PDA

View Full Version : Manually set title for spidered page


bvr
11-17-2005, 08:20 PM
I've got a list of about 120 external article links that I need to spider, but they all have the same title for each page. So obviously when a search is then performed, you can't really tell which article titles are listed in the results. So what I'd like to do is have a title override on the admin panel page which would just be a <input type="text" name="overridetitle">. It'd only be used to replace the parse robot found title if it's not blank.

Any ideas on how I'd go about doing this?


Thank you in advance,

Alex

Charter
11-18-2005, 02:41 AM
Hmm, a textbox such as that would be applied to all pages, unless you index page by page, though maybe I'm misunderstanding. A better solution might be to set the title based on another HTML tag such as in this (http://www.phpdig.net/forum/showthread.php?t=1883) thread.

bvr
11-18-2005, 04:17 PM
Sorry I guess I wasn't clear in my explanation of the problem.

- I have 110 external links to pages that house scientific articles that I need to spider
- Each page has the same title tag value as the next one (<title>same for each article</title>)

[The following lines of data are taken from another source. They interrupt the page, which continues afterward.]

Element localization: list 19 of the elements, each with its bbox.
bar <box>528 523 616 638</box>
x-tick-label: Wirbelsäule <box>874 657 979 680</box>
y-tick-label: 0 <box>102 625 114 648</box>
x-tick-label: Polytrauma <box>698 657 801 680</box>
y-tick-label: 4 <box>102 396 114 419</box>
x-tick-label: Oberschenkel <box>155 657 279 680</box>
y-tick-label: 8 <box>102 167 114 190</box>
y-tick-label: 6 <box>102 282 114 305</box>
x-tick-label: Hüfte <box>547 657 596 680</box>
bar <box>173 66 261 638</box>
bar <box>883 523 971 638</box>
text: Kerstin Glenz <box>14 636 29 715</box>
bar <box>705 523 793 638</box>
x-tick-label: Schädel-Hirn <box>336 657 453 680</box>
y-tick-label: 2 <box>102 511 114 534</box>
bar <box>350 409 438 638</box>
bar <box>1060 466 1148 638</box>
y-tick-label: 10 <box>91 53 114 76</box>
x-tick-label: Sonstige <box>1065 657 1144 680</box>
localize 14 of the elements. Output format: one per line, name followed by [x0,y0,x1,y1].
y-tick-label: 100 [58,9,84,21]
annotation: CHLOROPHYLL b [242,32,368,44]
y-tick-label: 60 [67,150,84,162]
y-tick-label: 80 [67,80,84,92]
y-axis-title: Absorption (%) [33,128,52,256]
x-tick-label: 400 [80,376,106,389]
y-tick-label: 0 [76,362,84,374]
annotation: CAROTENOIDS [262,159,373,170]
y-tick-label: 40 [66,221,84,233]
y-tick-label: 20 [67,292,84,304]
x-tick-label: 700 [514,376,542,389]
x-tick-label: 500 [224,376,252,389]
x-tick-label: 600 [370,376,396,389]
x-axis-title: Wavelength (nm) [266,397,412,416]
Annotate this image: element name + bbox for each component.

Problem: After spidering all 110 pages and performing a search against them, I get lots of responses but they all have the same title. The desired result is for each return from search.php to have the title of the article as the heading

I had a look at the posting you'd mentioned. Most of titles in the articles are surrounded by <h2>, unfortunately this is not the case 100% of the time (more like 80%). So that won't work.

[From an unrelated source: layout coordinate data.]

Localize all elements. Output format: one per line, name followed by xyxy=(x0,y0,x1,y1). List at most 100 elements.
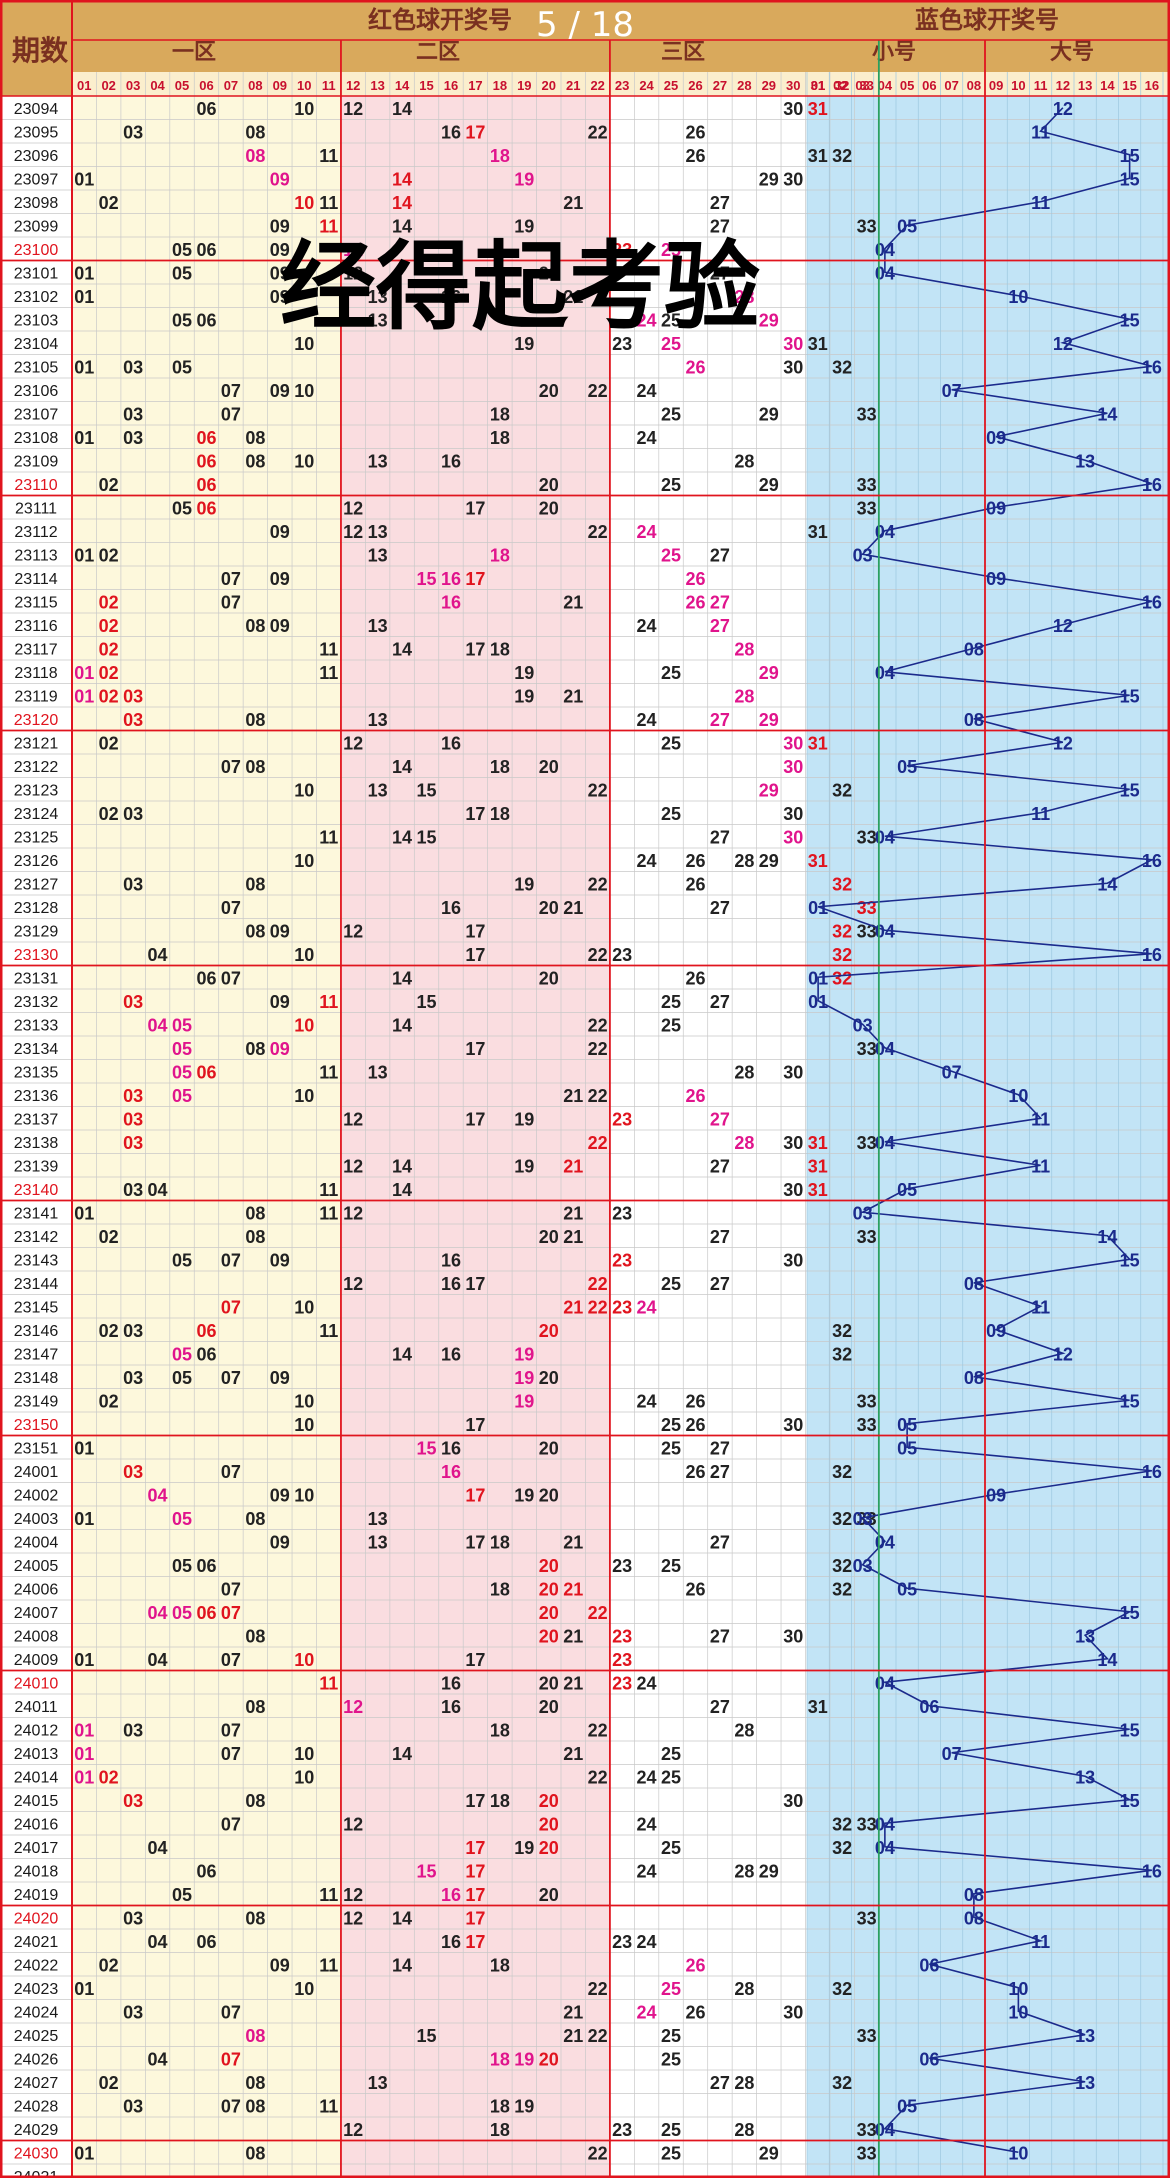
red-ball-number: 07 xyxy=(221,1744,241,1764)
red-ball-number: 21 xyxy=(563,592,583,612)
red-ball-number: 05 xyxy=(172,357,192,377)
red-ball-number: 22 xyxy=(588,1039,608,1059)
red-ball-number: 02 xyxy=(99,1321,119,1341)
blue-ball-number: 01 xyxy=(808,968,828,988)
red-ball-number: 17 xyxy=(465,1838,485,1858)
red-ball-number: 22 xyxy=(588,1979,608,1999)
red-ball-number: 29 xyxy=(759,780,779,800)
red-ball-number: 15 xyxy=(417,2026,437,2046)
blue-trend-line xyxy=(817,107,1155,2154)
red-ball-number: 27 xyxy=(710,898,730,918)
red-ball-number: 19 xyxy=(514,2096,534,2116)
blue-ball-number: 15 xyxy=(1120,686,1140,706)
red-ball-number: 25 xyxy=(661,733,681,753)
red-ball-number: 03 xyxy=(123,1462,143,1482)
blue-ball-number: 09 xyxy=(986,428,1006,448)
period-label-cell: 23097 xyxy=(14,171,59,188)
red-ball-number: 29 xyxy=(759,663,779,683)
red-ball-number: 11 xyxy=(319,1203,338,1223)
red-ball-number: 11 xyxy=(319,1321,338,1341)
red-ball-number: 20 xyxy=(539,1579,559,1599)
blue-ball-number: 15 xyxy=(1120,169,1140,189)
red-ball-number: 20 xyxy=(539,2049,559,2069)
red-ball-number: 24 xyxy=(637,1391,657,1411)
red-ball-number: 33 xyxy=(857,2120,877,2140)
blue-ball-number: 03 xyxy=(853,1556,873,1576)
period-label-cell: 23131 xyxy=(14,970,59,987)
red-ball-number: 08 xyxy=(245,122,265,142)
red-ball-number: 16 xyxy=(441,1438,461,1458)
red-ball-number: 07 xyxy=(221,1603,241,1623)
red-ball-number: 12 xyxy=(343,1697,363,1717)
blue-ball-numbers: 1211151511050404101512160714091316090403… xyxy=(808,99,1162,2164)
blue-col-header: 09 xyxy=(989,78,1003,93)
red-ball-number: 27 xyxy=(710,2073,730,2093)
red-ball-number: 21 xyxy=(563,287,583,307)
red-ball-number: 14 xyxy=(392,639,412,659)
red-ball-number: 13 xyxy=(368,451,388,471)
red-ball-number: 04 xyxy=(148,1180,168,1200)
red-ball-number: 10 xyxy=(294,1086,314,1106)
red-ball-number: 22 xyxy=(588,2026,608,2046)
red-ball-number: 28 xyxy=(734,2073,754,2093)
red-ball-number: 04 xyxy=(148,1015,168,1035)
red-ball-number: 15 xyxy=(417,992,437,1012)
red-ball-number: 27 xyxy=(710,1156,730,1176)
red-ball-number: 14 xyxy=(392,1015,412,1035)
red-ball-number: 25 xyxy=(661,1015,681,1035)
period-label-cell: 24015 xyxy=(14,1793,59,1810)
red-ball-number: 27 xyxy=(710,616,730,636)
red-ball-number: 27 xyxy=(710,1697,730,1717)
red-ball-number: 33 xyxy=(857,1039,877,1059)
blue-ball-number: 15 xyxy=(1120,780,1140,800)
red-ball-number: 05 xyxy=(172,240,192,260)
red-ball-number: 23 xyxy=(612,1626,632,1646)
red-ball-number: 25 xyxy=(661,240,681,260)
red-ball-number: 25 xyxy=(661,2026,681,2046)
red-ball-number: 26 xyxy=(685,569,705,589)
red-ball-number: 24 xyxy=(637,1673,657,1693)
red-ball-number: 01 xyxy=(74,169,94,189)
red-ball-number: 30 xyxy=(783,1250,803,1270)
red-ball-number: 12 xyxy=(343,1203,363,1223)
red-ball-number: 03 xyxy=(123,2096,143,2116)
red-ball-number: 22 xyxy=(588,780,608,800)
red-ball-number: 03 xyxy=(123,1321,143,1341)
red-ball-number: 03 xyxy=(123,1086,143,1106)
red-ball-number: 10 xyxy=(294,1015,314,1035)
red-ball-number: 03 xyxy=(123,1133,143,1153)
red-ball-number: 20 xyxy=(539,1321,559,1341)
blue-ball-number: 05 xyxy=(897,1579,917,1599)
red-ball-number: 17 xyxy=(465,945,485,965)
red-ball-number: 27 xyxy=(710,710,730,730)
red-ball-number: 03 xyxy=(123,1908,143,1928)
red-ball-number: 13 xyxy=(368,545,388,565)
red-col-header: 19 xyxy=(517,78,531,93)
red-ball-number: 14 xyxy=(392,216,412,236)
period-label-cell: 23138 xyxy=(14,1135,59,1152)
red-ball-number: 27 xyxy=(710,827,730,847)
red-ball-number: 08 xyxy=(245,1203,265,1223)
blue-col-header: 12 xyxy=(1056,78,1070,93)
blue-ball-number: 11 xyxy=(1031,1297,1050,1317)
red-ball-number: 04 xyxy=(148,1838,168,1858)
blue-col-header: 13 xyxy=(1078,78,1092,93)
red-ball-number: 22 xyxy=(588,1133,608,1153)
red-ball-number: 10 xyxy=(294,1744,314,1764)
red-ball-number: 14 xyxy=(392,169,412,189)
period-label-cell: 23101 xyxy=(14,265,59,282)
red-ball-number: 12 xyxy=(343,1274,363,1294)
red-ball-number: 05 xyxy=(172,1015,192,1035)
red-ball-number: 33 xyxy=(857,827,877,847)
red-ball-number: 01 xyxy=(74,287,94,307)
red-ball-number: 14 xyxy=(392,1955,412,1975)
red-ball-number: 21 xyxy=(563,1086,583,1106)
red-ball-number: 21 xyxy=(563,1744,583,1764)
red-ball-number: 25 xyxy=(661,1767,681,1787)
red-ball-number: 03 xyxy=(123,1368,143,1388)
blue-ball-number: 16 xyxy=(1142,1861,1162,1881)
blue-ball-number: 08 xyxy=(964,710,984,730)
red-ball-number: 33 xyxy=(857,1133,877,1153)
blue-ball-number: 12 xyxy=(1053,616,1073,636)
red-ball-number: 26 xyxy=(685,1391,705,1411)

Proposed Solution: What I'm thinking is that I keep the default <title> capture but have an optional override text field in the 'phpdig admin' page. So essentially, on this page I'd add a text field: <input type='text' name='manual_title'>

If this field is populated, only one URI (the first in the list) would be spidered and instead of parsing the <title> tag for that URI the title within $_POST['manual_title'] would be used.

I've been trying to get this to work, but what ends up happening is the custom title is repeated a bunch of times on search result listing. I guess it's being captured multiple times within a loop in robot_functions.php. All I really need is some code in robot_functions.php that will look for $_POST['manual_title'] and if it's populated, use its value instead of parsing.

I appreciate the help!


Alex

bvr
11-22-2005, 12:45 PM
I've implemented this functionality. If anyones interested, let me know and I'll post it here.

Alex